Nor do any of the 99 captions even mention the word Hamas. And the word “rocket” appears still just once. Thus, last week’s concerns regarding the one-sidedness of the collection — as if Israel is fighting a civilian population, and is not fighting an armed group recognized by the United States and European Unions as a terror organization which is bombarding it with rockets and sneaking across borders via tunnels — is only more valid given that the gallery is even larger.
 
Israeli Civilians on Par with Gaza’s Animals
 
There are now two photographs of Israeli civilians that don’t include soldiers.
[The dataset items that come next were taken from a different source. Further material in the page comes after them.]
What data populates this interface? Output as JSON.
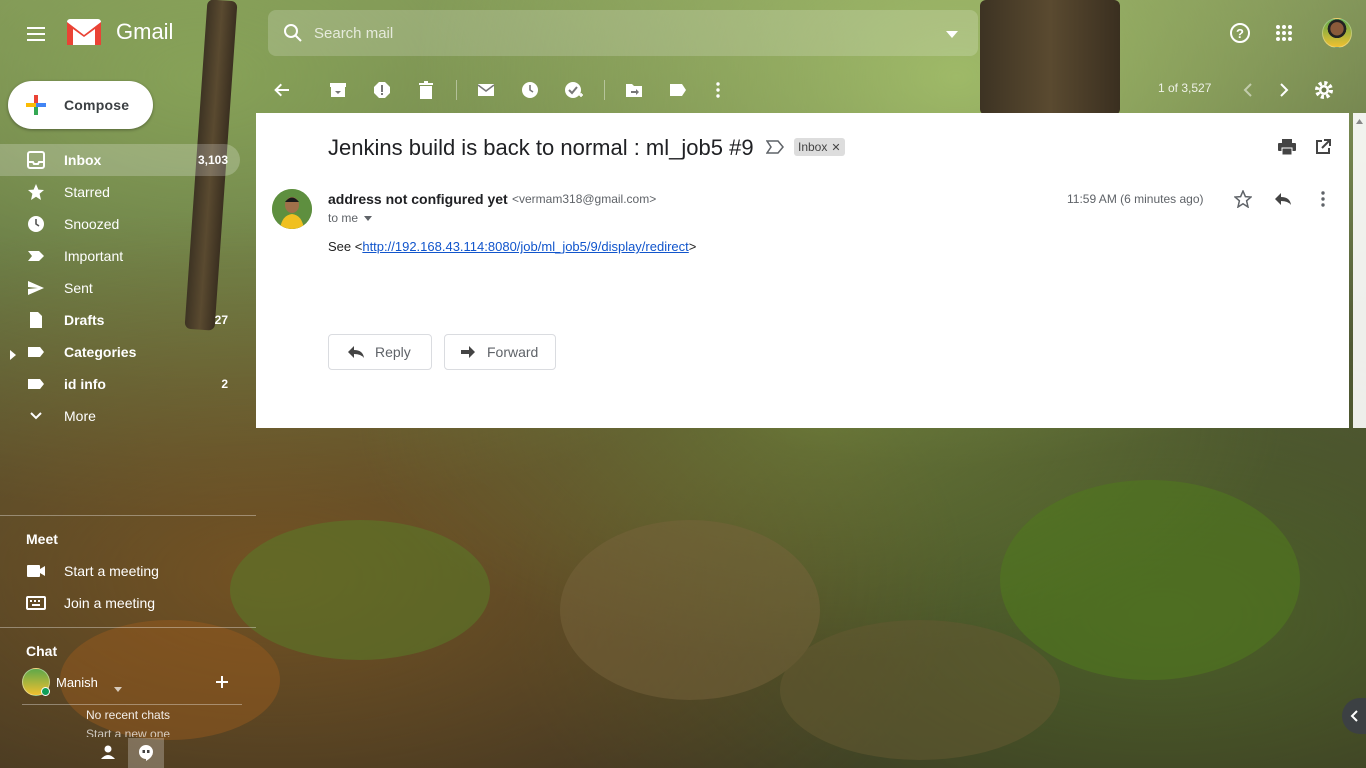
{
  "app": {
    "name": "Gmail"
  },
  "search": {
    "placeholder": "Search mail"
  },
  "toolbar": {
    "pager": "1 of 3,527"
  },
  "compose": {
    "label": "Compose"
  },
  "nav": [
    {
      "label": "Inbox",
      "count": "3,103",
      "icon": "inbox-icon",
      "active": true,
      "bold": true
    },
    {
      "label": "Starred",
      "count": "",
      "icon": "star-icon",
      "active": false,
      "bold": false
    },
    {
      "label": "Snoozed",
      "count": "",
      "icon": "clock-icon",
      "active": false,
      "bold": false
    },
    {
      "label": "Important",
      "count": "",
      "icon": "important-icon",
      "active": false,
      "bold": false
    },
    {
      "label": "Sent",
      "count": "",
      "icon": "send-icon",
      "active": false,
      "bold": false
    },
    {
      "label": "Drafts",
      "count": "27",
      "icon": "draft-icon",
      "active": false,
      "bold": true
    },
    {
      "label": "Categories",
      "count": "",
      "icon": "label-icon",
      "active": false,
      "bold": true
    },
    {
      "label": "id info",
      "count": "2",
      "icon": "label-icon",
      "active": false,
      "bold": true
    },
    {
      "label": "More",
      "count": "",
      "icon": "chevron-down-icon",
      "active": false,
      "bold": false
    }
  ],
  "meet": {
    "title": "Meet",
    "start": "Start a meeting",
    "join": "Join a meeting"
  },
  "chat": {
    "title": "Chat",
    "user": "Manish",
    "no_recent": "No recent chats",
    "start_new": "Start a new one"
  },
  "email": {
    "subject": "Jenkins build is back to normal : ml_job5 #9",
    "label_tag": "Inbox",
    "sender_name": "address not configured yet",
    "sender_email": "<vermam318@gmail.com>",
    "to": "to me",
    "time": "11:59 AM (6 minutes ago)",
    "body_prefix": "See <",
    "body_link": "http://192.168.43.114:8080/job/ml_job5/9/display/redirect",
    "body_suffix": ">",
    "reply_label": "Reply",
    "forward_label": "Forward"
  },
  "colors": {
    "brand_red": "#EA4335",
    "link": "#1155cc",
    "accent_blue": "#4285F4",
    "accent_green": "#34A853",
    "accent_yellow": "#FBBC05"
  }
}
As noted last week, these include Israelis seeking shelter from incoming rockets in a concrete shelter, and demonstrators in Tel Aviv, both for and against the Gaza operation. (An additional photograph added since then also shows a soldier kissing his girlfriend, who is not in uniform.)
 
Thus, by the numbers, Israeli civilians are on par with animals in Gaza.There are also two photographs of hungry animals in Gaza — chickens that hadn’t been fed for a week, and a donkey scrounging at garbage.
 
 
 
Do Times editors not know or not care that there are Israeli farms next to Gaza where the crops are untended due to ongoing rocket attacks and the infiltration tunnels which have been found right there in the agricultural fields? If a Times photographer ventured to the bombarded Israeli farms they may even find hungry Israeli chickens and cows there whose caretakers cannot get to them. Israeli farmers also have chickens and donkeys, and even children — children who have been sent away from their homes for weeks because of the Hamas terrorists who are trying to kill them. Children who have spent their entire lives running into bomb shelters.
 

 
Here is a another humanizing snapshot of the reality of life under fire for Israeli kindergarten children, filmed four years ago, a reality that The Times photo gallery obscures from viewers:
 

 
Can Times viewers expect to see pictures of Hamas terrorists, and the Israeli children they have traumatized and tried so hard to kill?
 
Caption Clarifications of Beit Hanoun Incident

 

Following urging from CAMERA, Times editors have fixed some, but not all, of the unsubstantiated photo captions which had blamed Israel for the July 24 attack on an UNRWA school in Beit Hanoun, despite the fact that United Nations Secretary General Ban Ki-moon has himself stated that the circumstances behind the attack are unclear.
 
Nevertheless, The Times originally published a series of captions which attributed to the casualties, including a reported 16 fatalities, to Israel. Among them were the following:
 
 
The caption accompanying Carolyn Cole’s photograph had stated: “At least 12 people were killed and more than 100 injured when a U.N. shelter housing evacuees was hit by an Israeli shell Thursday afternoon, July 24, 2014. At the Jabalia hospital morgue, the body of a young child is placed in the cooler.”
 
After repeated requests, and after the Associated Press commendably corrected its captions, The Times captions have been amended.
 
For instance, the caption for the above photo now states:
 
 
In addition, The Times included a parenthetical “For the record” statement alongside another caption:
 
 
(Actually, the original caption for this particular image did not say which party was culpable for the deaths. The original caption is identical to the current one, aside from the added “For the Record.”)
 
Oddly, The Times has thus far failed to correct a caption for an Associated Press photo which the AP itself has already corrected. As of this writing, the caption still blames Israel for the July 24 UNRWA deaths at Beit Hanoun:
 
 
Aug. 5 Update: One Caption Mentions Hamas
 
As of this writing, The Los Angeles Times’ online photo gallery ostensibly about the Israel-Hamas conflict contains 103 images and captions. Just one of them mentions Hamas. It is:
 
 
The caption for Carolyn Cole’s photograph states: “The bodies of seven people are buried after a house in Jabalia was hit by Israeli ordnance. The Israeli military said a strike before dawn Monday killed a leader of Islamic Jihad, an ally of the militant group Hamas, which dominates the territory.”
 

Comments are closed.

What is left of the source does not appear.